My earliest recipe–Hugh Platt (English)–mentions oranges as one seasoning alternative in a 1609 recipe. Later that century they appear in all kinds of meads, possetts, syllabubs and the like, as well as beer. This timing is right in line with the beers with which they are most often associated, white beers, which grew up along the North Sea coast and beyond, to Russia and Devonshire, England.

England outlawed the use of such seasonings in commercial beer in the early nineteenth century, but spiced beers containing orange lived on there in private and country breweries until about the end of the nineteenth century.

Using Oranges

The bitter orange is preferred for brewing. All you want is the oil contained in the colored outer rind of the peel. If you have access to fresh fruit–and I highly recommend that you search it out–just wash it well, then take off the outer rind with a grater, zester, or potato peeler.

This zest may be cast directly into the kettle at the end of the boil, added to the secondary, or soaked in vodka for a few days and added to the beer at bottling or kegging. Any way you do it, I find that one bitter orange is about right for five gallons of beer. I helped a brewer at a local brewpub concoct a 10-barrel batch of a “grand cru” style ale. We used the peels of two dozen, added at the end of the boil, and the final beer had a lovely orangey nose.

I have also had good results with cheap triple sec liqueur. This does contain some sugar, somewhere around half to three-quarters enough in a 750 ml bottle to prime a batch of beer. If you are of a calculatory nature, you can take a hydrometer and work it all out. It will add around one percent  alcohol to your beer, so adjust the recipe accordingly. You can also use the liqueur to extract flavor out of the coriander you may be adding to the brew with the orange. Just grind it up and allow it to soak a few days before straining through a coffee filter.

The dried peel available at homebrew shops and Chinese markets has the  bitter white pith as well as the aromatic oils. I haven’t  figured out a way to get the one without the other, and so, can’t recommend them.

One method I haven’t tried is to use marmalade, which is just chock full of good bitter/Seville orange flavor. It also contains the gelatinous substance, pectin, which may impart a haze to the finished beer–desirable in a white beer. Try half a normal sized jar as a starting point.

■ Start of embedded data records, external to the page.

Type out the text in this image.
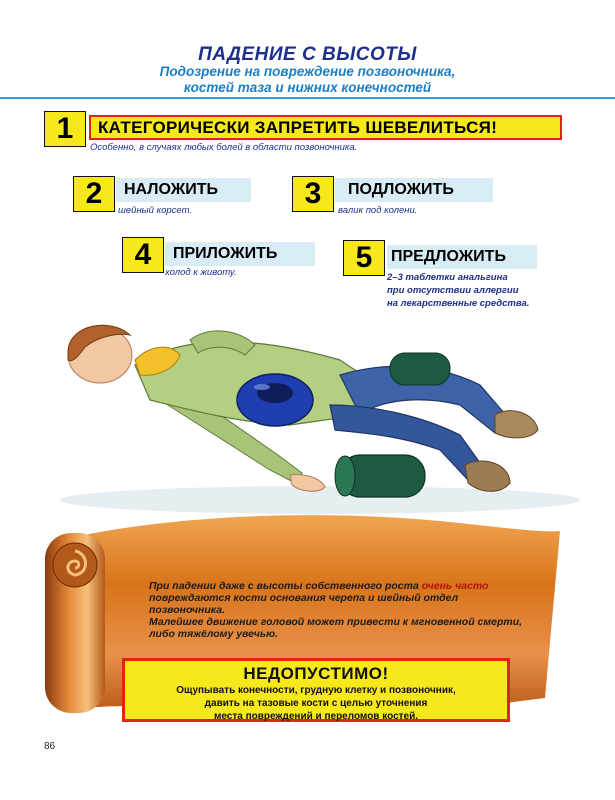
ПАДЕНИЕ С ВЫСОТЫ
Подозрение на повреждение позвоночника,
костей таза и нижних конечностей
1	КАТЕГОРИЧЕСКИ ЗАПРЕТИТЬ ШЕВЕЛИТЬСЯ!
Особенно, в случаях любых болей в области позвоночника.
2	НАЛОЖИТЬ
шейный корсет.
3	ПОДЛОЖИТЬ
валик под колени.
4	ПРИЛОЖИТЬ
холод к животу.	5	ПРЕДЛОЖИТЬ
2–3 таблетки анальгина
при отсутствии аллергии
на лекарственные средства.

При падении даже с высоты собственного роста очень часто повреждаются кости основания черепа и шейный отдел позвоночника.

Малейшее движение головой может привести к мгновенной смерти, либо тяжёлому увечью.

НЕДОПУСТИМО!
Ощупывать конечности, грудную клетку и позвоночник,
давить на тазовые кости с целью уточнения
места повреждений и переломов костей.
86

For some reason, the oils present in oranges do not seem to interfere with beer head formation, at least in my own brewing experience.

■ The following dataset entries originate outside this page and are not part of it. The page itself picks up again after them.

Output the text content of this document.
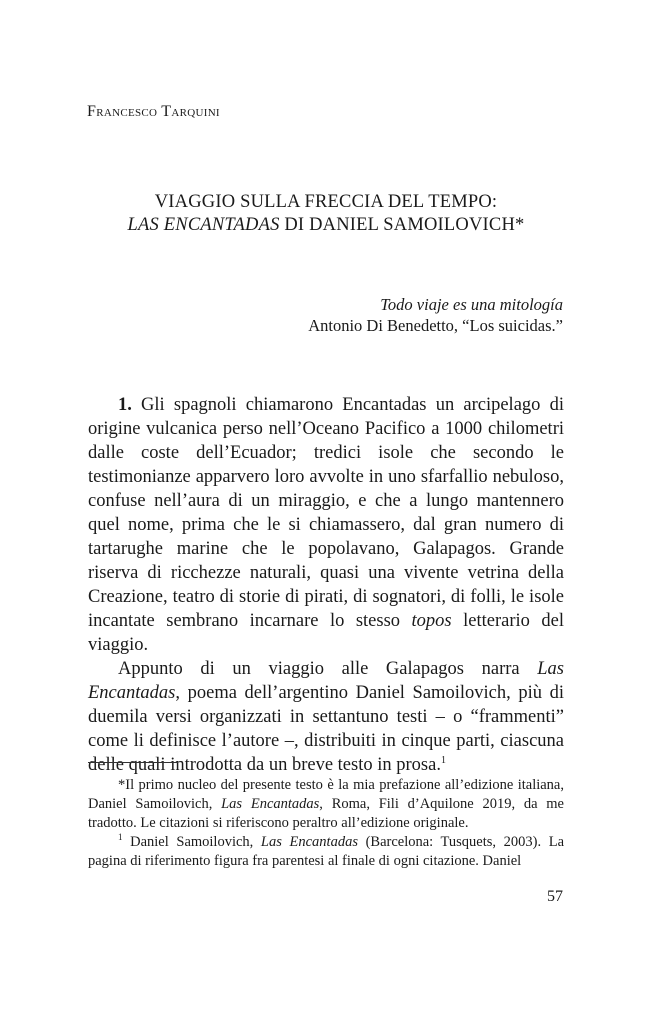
Francesco Tarquini
VIAGGIO SULLA FRECCIA DEL TEMPO:
LAS ENCANTADAS DI DANIEL SAMOILOVICH*
Todo viaje es una mitología
Antonio Di Benedetto, “Los suicidas.”

1. Gli spagnoli chiamarono Encantadas un arcipelago di origine vulcanica perso nell’Oceano Pacifico a 1000 chilometri dalle coste dell’Ecuador; tredici isole che secondo le testimonianze apparvero loro avvolte in uno sfarfallio nebuloso, confuse nell’aura di un miraggio, e che a lungo mantennero quel nome, prima che le si chiamassero, dal gran numero di tartarughe marine che le popolavano, Galapagos. Grande riserva di ricchezze naturali, quasi una vivente vetrina della Creazione, teatro di storie di pirati, di sognatori, di folli, le isole incantate sembrano incarnare lo stesso topos letterario del viaggio.

Appunto di un viaggio alle Galapagos narra Las Encantadas, poema dell’argentino Daniel Samoilovich, più di duemila versi organizzati in settantuno testi – o “frammenti” come li definisce l’autore –, distribuiti in cinque parti, ciascuna delle quali introdotta da un breve testo in prosa.$^1$

*Il primo nucleo del presente testo è la mia prefazione all’edizione italiana, Daniel Samoilovich, Las Encantadas, Roma, Fili d’Aquilone 2019, da me tradotto. Le citazioni si riferiscono peraltro all’edizione originale.

$^1$ Daniel Samoilovich, Las Encantadas (Barcelona: Tusquets, 2003). La pagina di riferimento figura fra parentesi al finale di ogni citazione. Daniel

57
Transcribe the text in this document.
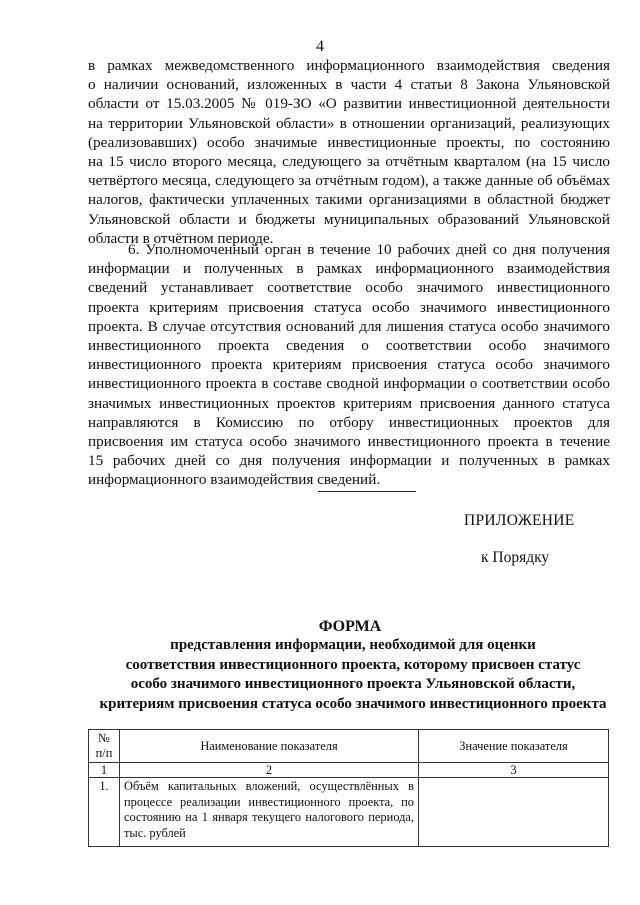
4

в рамках межведомственного информационного взаимодействия сведения

о наличии оснований, изложенных в части 4 статьи 8 Закона Ульяновской

области от 15.03.2005 № 019-ЗО «О развитии инвестиционной деятельности

на территории Ульяновской области» в отношении организаций, реализующих

(реализовавших) особо значимые инвестиционные проекты, по состоянию

на 15 число второго месяца, следующего за отчётным кварталом (на 15 число

четвёртого месяца, следующего за отчётным годом), а также данные об объёмах

налогов, фактически уплаченных такими организациями в областной бюджет

Ульяновской области и бюджеты муниципальных образований Ульяновской

области в отчётном периоде.

6. Уполномоченный орган в течение 10 рабочих дней со дня получения

информации и полученных в рамках информационного взаимодействия

сведений устанавливает соответствие особо значимого инвестиционного

проекта критериям присвоения статуса особо значимого инвестиционного

проекта. В случае отсутствия оснований для лишения статуса особо значимого

инвестиционного проекта сведения о соответствии особо значимого

инвестиционного проекта критериям присвоения статуса особо значимого

инвестиционного проекта в составе сводной информации о соответствии особо

значимых инвестиционных проектов критериям присвоения данного статуса

направляются в Комиссию по отбору инвестиционных проектов для

присвоения им статуса особо значимого инвестиционного проекта в течение

15 рабочих дней со дня получения информации и полученных в рамках

информационного взаимодействия сведений.

ПРИЛОЖЕНИЕ
к Порядку
ФОРМА
представления информации, необходимой для оценки
соответствия инвестиционного проекта, которому присвоен статус
особо значимого инвестиционного проекта Ульяновской области,
критериям присвоения статуса особо значимого инвестиционного проекта
№ п/п	Наименование показателя	Значение показателя
1	2	3
1.	Объём капитальных вложений, осуществлённых в процессе реализации инвестиционного проекта, по состоянию на 1 января текущего налогового периода, тыс. рублей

If you can’t find bitter/sour/Seville oranges, sweet varieties may be used, although with a different flavor. I’d recommend maybe three times the quantity to get the same flavor level. I have also used tangerines to good effect, especially with richer, darker beers. Sweet oranges almost always come slathered with some kind of wax, often laced with antifungal agents. While I couldn’t come up with anything definitively dangerous about them, it seems prudent to use organic oranges for this purpose, which are coated solely with food-grade materials like carnauba and beeswax.

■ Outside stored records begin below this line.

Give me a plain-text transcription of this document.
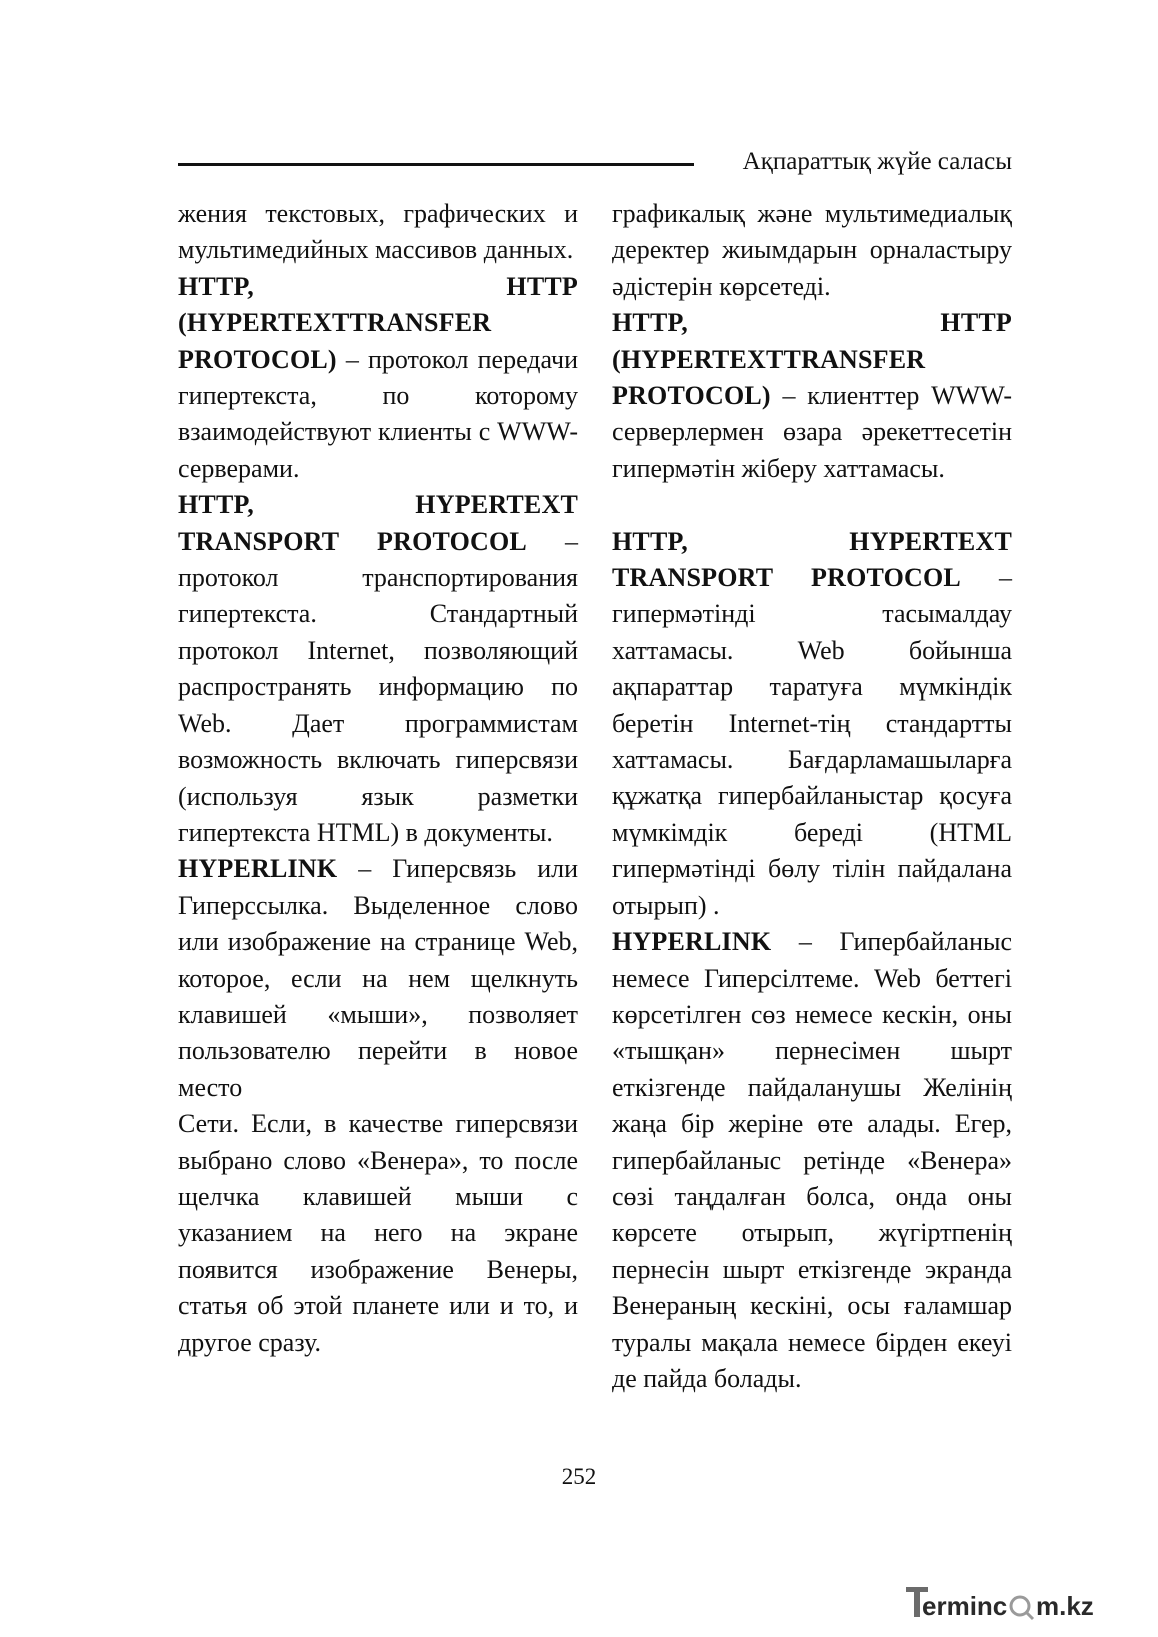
Ақпараттық жүйе саласы

жения текстовых, графических и мультимедийных массивов данных.

HTTP, HTTP (HYPERTEXTTRANSFER PROTOCOL) – протокол передачи гипертекста, по которому взаимодействуют клиенты с WWW-серверами.

HTTP, HYPERTEXT TRANSPORT PROTOCOL – протокол транспортирования гипертекста. Стандартный протокол Internet, позволяющий распространять информацию по Web. Дает программистам возможность включать гиперсвязи (используя язык разметки гипертекста HTML) в документы.

HYPERLINK – Гиперсвязь или Гиперссылка. Выделенное слово или изображение на странице Web, которое, если на нем щелкнуть клавишей «мыши», позволяет пользователю перейти в новое место

Сети. Если, в качестве гиперсвязи выбрано слово «Венера», то после щелчка клавишей мыши с указанием на него на экране появится изображение Венеры, статья об этой планете или и то, и другое сразу.

графикалық және мультимедиалық деректер жиымдарын орналастыру әдістерін көрсетеді.

HTTP, HTTP (HYPERTEXTTRANSFER PROTOCOL) – клиенттер WWW-серверлермен өзара әрекеттесетін гипермәтін жіберу хаттамасы.

HTTP, HYPERTEXT TRANSPORT PROTOCOL – гипермәтінді тасымалдау хаттамасы. Web бойынша ақпараттар таратуға мүмкіндік беретін Internet-тің стандартты хаттамасы. Бағдарламашыларға құжатқа гипербайланыстар қосуға мүмкімдік береді (HTML гипермәтінді бөлу тілін пайдалана отырып) .

HYPERLINK – Гипербайланыс немесе Гиперсілтеме. Web беттегі көрсетілген сөз немесе кескін, оны «тышқан» пернесімен шырт еткізгенде пайдаланушы Желінің жаңа бір жеріне өте алады. Егер, гипербайланыс ретінде «Венера» сөзі таңдалған болса, онда оны көрсете отырып, жүгіртпенің пернесін шырт еткізгенде экранда Венераның кескіні, осы ғаламшар туралы мақала немесе бірден екеуі де пайда болады.

252
erminc m.kz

Orange blossom water, available at Middle Eastern markets, can add a unique floral layer to the peel flavors. A teaspoon or so will suffice.

Orange is mandatory in wit beers, of course, and sneaks its way into many other Belgian styles as well. It can help tie together those unruly spices in a warming Christmas ale. Its friendly nature allows it to go further, and I urge you to experiment, perhaps in a soft and chocolatey porter, or a crispy weizenbock, or a shimmering blonde barley wine. Ahhh, the possibilities!